A class action lawsuit filed in Johnson County District Court claims former Barnstormers coach Greg Stephen invaded players’ privacy and that the Amateur Athletic Union failed to stop his behavior.
The unnamed plaintiffs in the lawsuit include all the Barnstormers players who traveled with the team from 2005 to now and stayed in hotel rooms that were reserved by Stephen. He frequently arrived to the hotel rooms early so that he could place hidden cameras in the bathrooms.
The lawsuit alleges the Barnstormers program was negligent in its hiring and supervision of Stephen. The program didn’t establish or enforce procedures, policies or protocols to supervise Stephen’s frequent interaction with the youth players.
“Preventing harm to children should be the paramount goal of youth sports groups,” Des Moines lawyer Guy Cook, who is representing one of the plaintiffs, said.
Last month, Stephen pleaded guilty to five counts of sexual exploitation of a child and transportation and possession of child pornography. He also admitted that he secretly recorded players showering and taking off their clothes in hotel rooms and posing as teen girls to persuade the boys to send him explicit videos.
“We are absolutely sickened by the scope of this disgusting predator,” said the father of one of the plaintiffs. “He took away trust, innocence and created nightmares for years to come of a generation of kids who don’t deserve any of this. The Barnstormers organization is culpable in this and must take responsibility for their part.”

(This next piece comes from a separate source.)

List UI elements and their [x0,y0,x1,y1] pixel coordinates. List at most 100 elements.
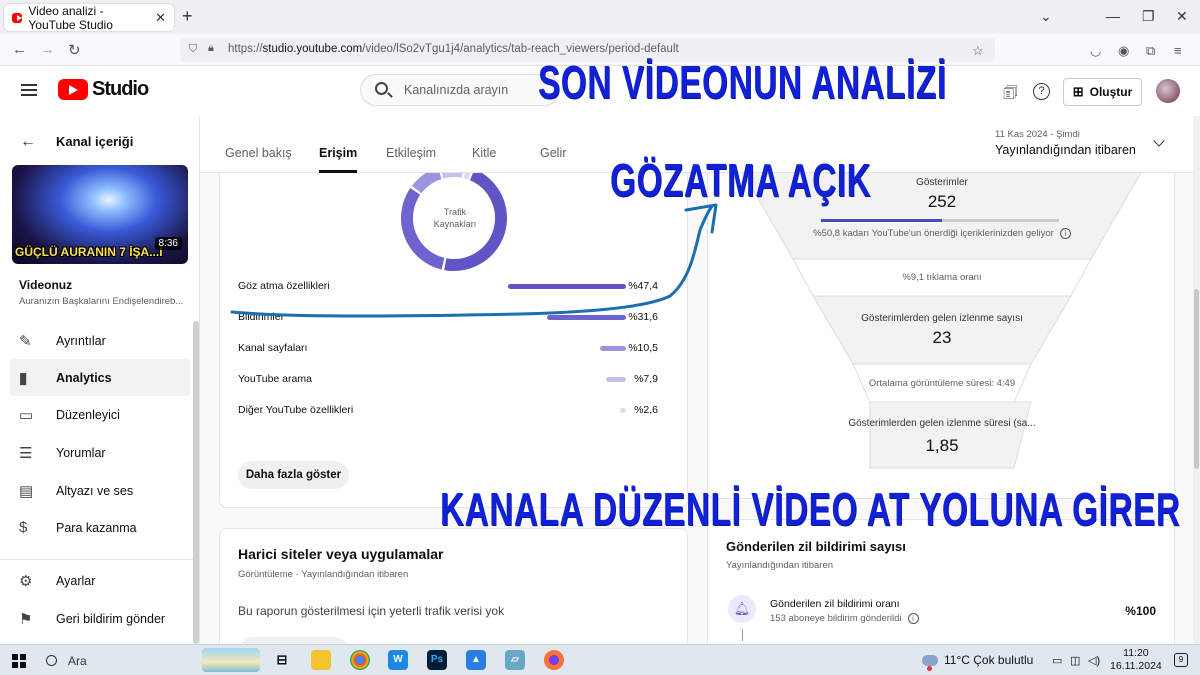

Jamie Johnson, who founded the Barnstormers in 2005, said that he hasn’t received a copy of the lawsuit yet and can’t comment on specific allegations.
“We had no knowledge of anything related to the allegations until the evidence was discovered by a third party,” Johnson said. “At the time, the club took immediate action to remove Mr. Stephen from any involvement with the club, severing all ties.”
Cook said that he anticipates the damages in the lawsuit to exceed $10 million. This includes compensatory damages to repay the injury caused to the victims and punitive damages.
“It’s both monetary compensation,” Cook said, “and getting the attention of youth sports organizations to change how they conduct themselves.”